Poland's top court rules presidential election result valid

The Supreme Court says there had been dozens of irregularities, but it approves the results of last month’s vote.

Poland’s Supreme Court has approved the result of last month’s hotly-contested presidential election but said there had been dozens of irregularities.

President Andrzej Duda, who is backed by the ruling populist right-wing Law and Justice (PiS) party, narrowly won re-election on July 12 with 51 percent.

His rival, Warsaw mayor Rafal Trzaskowski from the Civic Platform party, came a close second with 49 percent.

“The Supreme Court confirms the validity of the election of Andrzej Sebastian Duda to the Polish presidency,” judge Ewa Stefanska said in her ruling on Monday.

The opposition had asked for the result to be declared invalid, complaining in particular that the state television network TVP had favoured the incumbent.

The Supreme Court received more than 5,800 complaints, mainly related to voter registration, failure to receive ballots in time and problems with voting abroad.

It upheld only 93 of the complaints but said this was not sufficient to affect the final result of the vote.

Duda is due to be formally sworn in on Thursday.

‘Tarnished’ vote

The election was originally scheduled for May at a time when Duda was riding high in the opinion polls, but it had to be delayed because of the coronavirus pandemic.
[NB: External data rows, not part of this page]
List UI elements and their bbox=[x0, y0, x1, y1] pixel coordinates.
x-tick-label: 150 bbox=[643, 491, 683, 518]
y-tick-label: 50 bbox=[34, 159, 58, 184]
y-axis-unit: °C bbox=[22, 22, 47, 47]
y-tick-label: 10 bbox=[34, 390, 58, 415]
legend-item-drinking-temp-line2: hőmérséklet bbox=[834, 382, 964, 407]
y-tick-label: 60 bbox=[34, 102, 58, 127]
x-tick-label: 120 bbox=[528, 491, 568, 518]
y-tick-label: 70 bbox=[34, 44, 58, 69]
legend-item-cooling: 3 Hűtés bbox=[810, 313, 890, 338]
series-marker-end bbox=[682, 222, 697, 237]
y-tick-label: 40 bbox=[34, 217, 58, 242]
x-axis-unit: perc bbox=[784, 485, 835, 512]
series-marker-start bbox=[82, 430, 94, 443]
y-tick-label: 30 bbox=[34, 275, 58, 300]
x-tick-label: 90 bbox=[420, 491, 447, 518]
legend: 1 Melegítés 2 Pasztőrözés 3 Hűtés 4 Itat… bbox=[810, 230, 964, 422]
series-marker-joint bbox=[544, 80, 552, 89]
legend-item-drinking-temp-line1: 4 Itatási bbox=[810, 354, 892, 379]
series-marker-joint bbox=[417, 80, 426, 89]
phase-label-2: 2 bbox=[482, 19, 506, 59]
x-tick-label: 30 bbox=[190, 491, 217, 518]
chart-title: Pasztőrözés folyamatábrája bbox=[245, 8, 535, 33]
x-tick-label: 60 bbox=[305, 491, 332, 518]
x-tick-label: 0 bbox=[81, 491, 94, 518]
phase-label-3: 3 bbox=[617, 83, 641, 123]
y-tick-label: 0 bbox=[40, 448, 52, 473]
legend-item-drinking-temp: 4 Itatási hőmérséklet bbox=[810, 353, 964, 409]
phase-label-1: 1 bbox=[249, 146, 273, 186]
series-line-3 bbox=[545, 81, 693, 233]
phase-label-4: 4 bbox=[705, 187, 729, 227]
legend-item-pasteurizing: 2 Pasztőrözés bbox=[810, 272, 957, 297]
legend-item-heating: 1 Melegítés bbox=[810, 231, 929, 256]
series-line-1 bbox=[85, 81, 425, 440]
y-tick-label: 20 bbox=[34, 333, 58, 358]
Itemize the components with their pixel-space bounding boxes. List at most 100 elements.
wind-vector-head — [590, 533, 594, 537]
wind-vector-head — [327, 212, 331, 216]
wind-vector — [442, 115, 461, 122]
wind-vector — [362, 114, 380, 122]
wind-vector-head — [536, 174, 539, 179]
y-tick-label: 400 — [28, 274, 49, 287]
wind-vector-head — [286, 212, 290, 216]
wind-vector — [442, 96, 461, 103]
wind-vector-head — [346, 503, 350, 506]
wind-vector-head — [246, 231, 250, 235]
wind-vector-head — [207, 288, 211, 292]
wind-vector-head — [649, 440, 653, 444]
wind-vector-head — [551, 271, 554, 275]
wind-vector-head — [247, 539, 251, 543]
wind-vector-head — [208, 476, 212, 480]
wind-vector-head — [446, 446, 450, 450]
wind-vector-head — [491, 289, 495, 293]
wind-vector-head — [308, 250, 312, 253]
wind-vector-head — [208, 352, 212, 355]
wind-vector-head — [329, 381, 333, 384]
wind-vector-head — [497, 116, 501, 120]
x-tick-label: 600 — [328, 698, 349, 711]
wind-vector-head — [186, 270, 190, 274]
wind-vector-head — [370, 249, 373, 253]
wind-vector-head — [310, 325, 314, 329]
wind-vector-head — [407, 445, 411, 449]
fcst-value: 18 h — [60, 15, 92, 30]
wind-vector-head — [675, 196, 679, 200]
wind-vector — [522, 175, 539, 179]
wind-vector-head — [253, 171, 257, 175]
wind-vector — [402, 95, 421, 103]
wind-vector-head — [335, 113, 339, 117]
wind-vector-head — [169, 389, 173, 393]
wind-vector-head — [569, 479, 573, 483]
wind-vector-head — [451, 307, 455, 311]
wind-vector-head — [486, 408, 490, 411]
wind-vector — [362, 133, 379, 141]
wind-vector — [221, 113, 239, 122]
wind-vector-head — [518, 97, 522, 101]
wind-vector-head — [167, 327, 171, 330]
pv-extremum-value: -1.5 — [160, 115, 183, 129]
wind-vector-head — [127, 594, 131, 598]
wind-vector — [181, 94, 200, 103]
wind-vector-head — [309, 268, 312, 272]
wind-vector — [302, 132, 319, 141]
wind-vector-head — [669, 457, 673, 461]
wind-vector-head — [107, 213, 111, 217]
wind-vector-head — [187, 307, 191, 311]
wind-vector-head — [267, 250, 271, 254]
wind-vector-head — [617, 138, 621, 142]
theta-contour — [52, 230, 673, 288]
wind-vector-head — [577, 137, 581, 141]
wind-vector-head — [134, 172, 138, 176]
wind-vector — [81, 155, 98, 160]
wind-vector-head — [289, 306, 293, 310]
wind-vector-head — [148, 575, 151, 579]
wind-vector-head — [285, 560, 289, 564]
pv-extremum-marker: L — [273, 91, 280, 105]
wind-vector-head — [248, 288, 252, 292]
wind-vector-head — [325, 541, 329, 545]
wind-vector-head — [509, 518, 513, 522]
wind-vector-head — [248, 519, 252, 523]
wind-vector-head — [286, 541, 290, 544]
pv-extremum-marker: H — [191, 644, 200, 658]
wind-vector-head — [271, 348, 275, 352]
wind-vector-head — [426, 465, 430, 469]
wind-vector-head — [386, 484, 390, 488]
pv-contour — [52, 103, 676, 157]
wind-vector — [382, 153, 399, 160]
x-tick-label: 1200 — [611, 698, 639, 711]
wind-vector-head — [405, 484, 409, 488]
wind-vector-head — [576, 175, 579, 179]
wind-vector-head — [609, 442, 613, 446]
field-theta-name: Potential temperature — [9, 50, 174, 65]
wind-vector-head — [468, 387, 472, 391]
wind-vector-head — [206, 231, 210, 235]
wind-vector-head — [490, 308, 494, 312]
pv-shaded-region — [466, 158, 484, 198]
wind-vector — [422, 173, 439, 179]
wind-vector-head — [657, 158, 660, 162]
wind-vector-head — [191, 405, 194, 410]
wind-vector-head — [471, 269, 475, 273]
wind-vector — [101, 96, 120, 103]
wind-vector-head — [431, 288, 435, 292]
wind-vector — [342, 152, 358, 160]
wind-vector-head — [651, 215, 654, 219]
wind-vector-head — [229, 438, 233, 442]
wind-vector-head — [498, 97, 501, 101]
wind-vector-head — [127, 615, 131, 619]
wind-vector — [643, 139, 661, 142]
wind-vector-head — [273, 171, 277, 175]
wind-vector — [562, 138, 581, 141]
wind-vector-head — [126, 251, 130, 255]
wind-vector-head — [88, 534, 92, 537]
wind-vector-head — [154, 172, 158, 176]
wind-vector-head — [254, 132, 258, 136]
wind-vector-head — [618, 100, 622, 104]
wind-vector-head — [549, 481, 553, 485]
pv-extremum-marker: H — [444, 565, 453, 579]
Duda’s support fell considerably – also because of the fallout from the virus which is pushing Poland into its first recession since the end of communism in 1989.

Observers from the Organization for Security and Co-operation in Europe’s (OSCE) Office for Democratic Institutions and Human Rights earlier said the vote was “tarnished” by biased coverage on public television.

“The incumbent’s campaign and coverage by the public broadcaster were marked by homophobic, xenophobic and anti-Semitic rhetoric,” they also said in a statement.

During the campaign, Duda railed against “LGBT ideology” and same-sex adoptions and accused his rival of failing to rule out Jewish wartime compensation claims which the government says should be addressed to Germany.